STJ suspende liminar que impedia reajuste da tarifa de ônibus de Manaus

O Superior Tribunal de Justiça (STJ) suspendeu a liminar que impedia o reajuste na tarifa do transporte coletivo de Manaus. A decisão do ministro Francisco Falcão atende a um pedido do Sindicato das Empresas de Transporte Passageiros do Estado do Amazonas (Sinetram).

No dia 8 abril, o Tribunal de Justiça do Amazonas (TJAM) autorizou o reajuste 12,37% no valor da tarifa, a pedido de empresas que operam na capital e alegam que o custo está defasado. No entanto, no dia 20 do mesmo mês, uma decisão da desembargadora Encarnação das Graças Sampaio Salgado suspendeu a liminar que aumentava o valor do preço da tarifa na capital de R$ 3 para R$ 3,55.

Nesta quarta-feira (4), o Sinetram informou que solicitou o reajuste com base em um estudo que apontou o percentual necessário para o reajuste na tarifa do transporte coletivo da cidade, que está congelado há três anos.
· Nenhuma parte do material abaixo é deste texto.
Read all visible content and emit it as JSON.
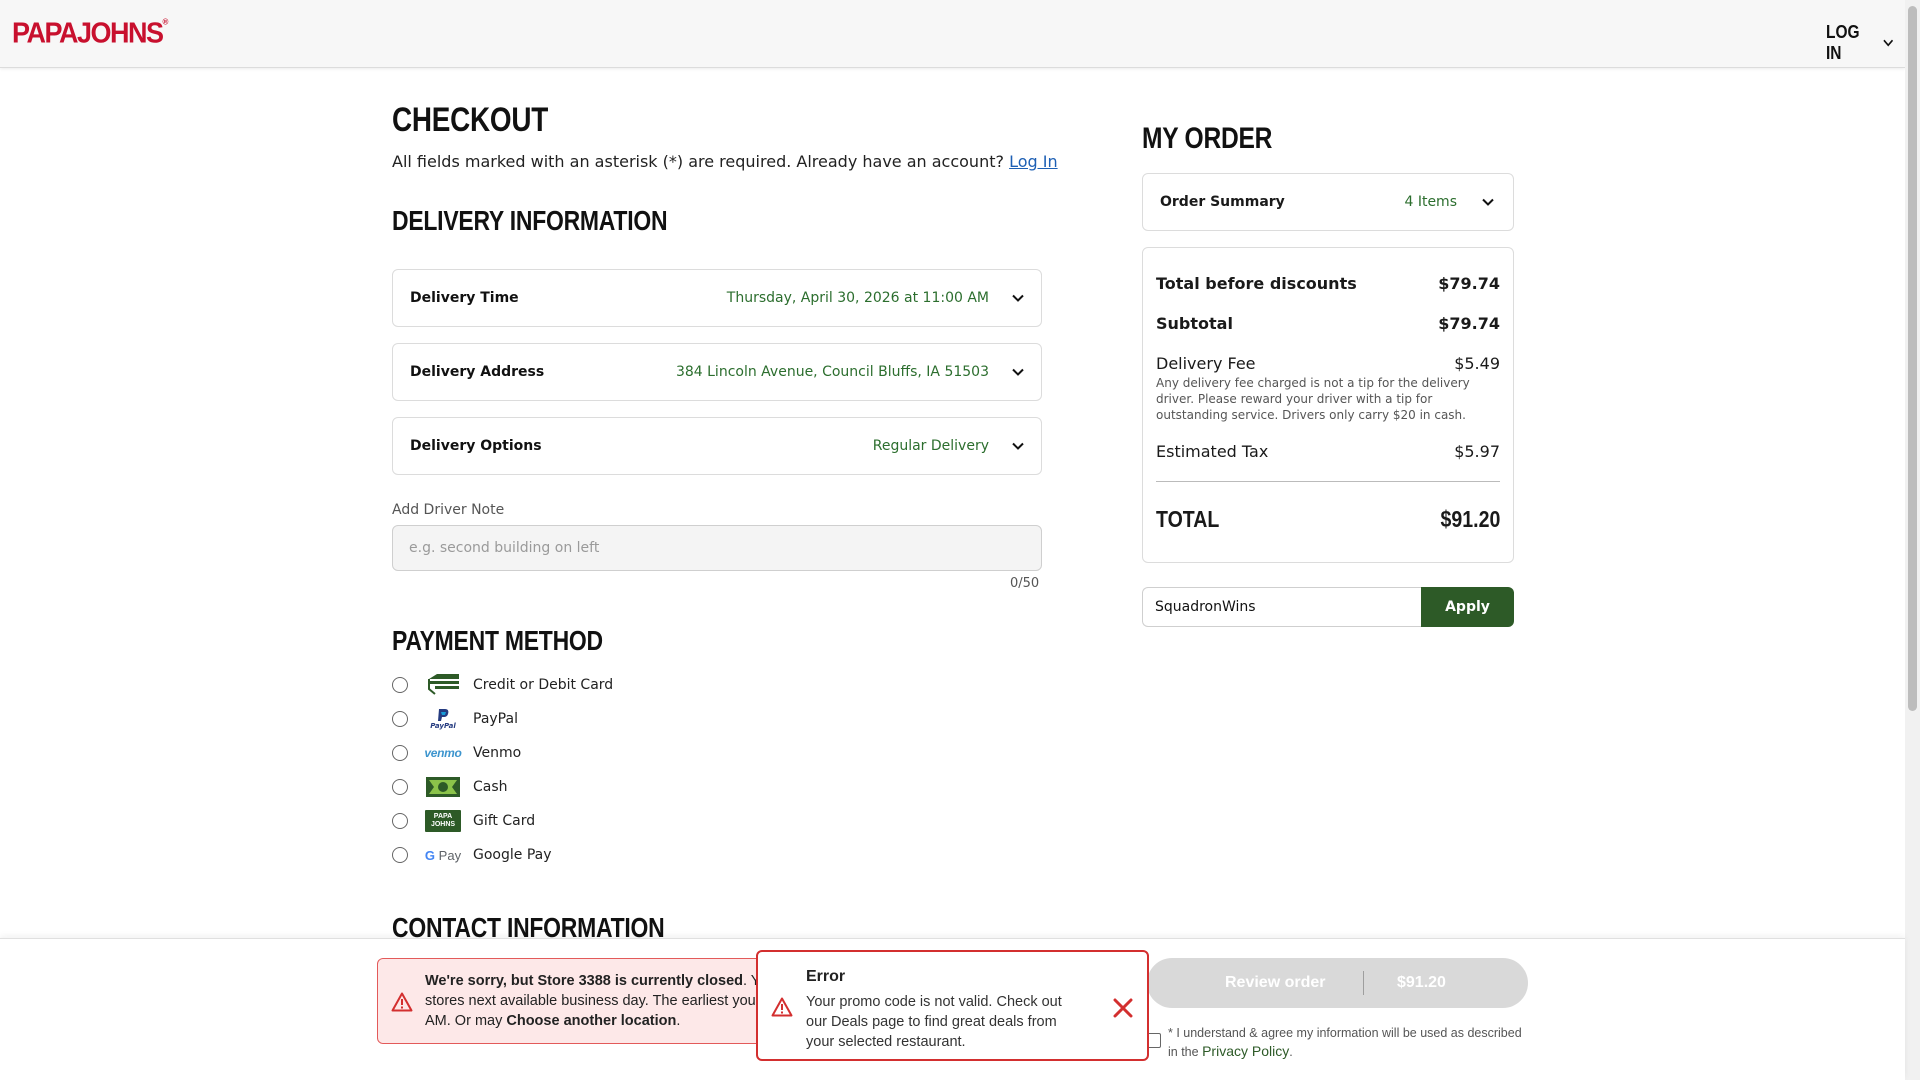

“Com esse reajuste não significa que o usuário vá pagar esse preço, como não é pago hoje, por conta do subsídio. Para nós o importante é que seja definido um preço justo e que cubra os custos do sistema. Assim poderemos arcar com os custos do serviço,  o que não vem ocorrendo atualmente”, informa o presidente do Sinetram, Carmine Furletti, por meio da assessoria de comunicação.

Por meio da assessoria de comunicação, a Prefeitura de Manaus informou que a Procuradoria Geral do Município (PGM) comunicou que vai recorrer da decisão. O recurso de agravo apresentará os mesmos argumentos que foram apresentados ao TJAM.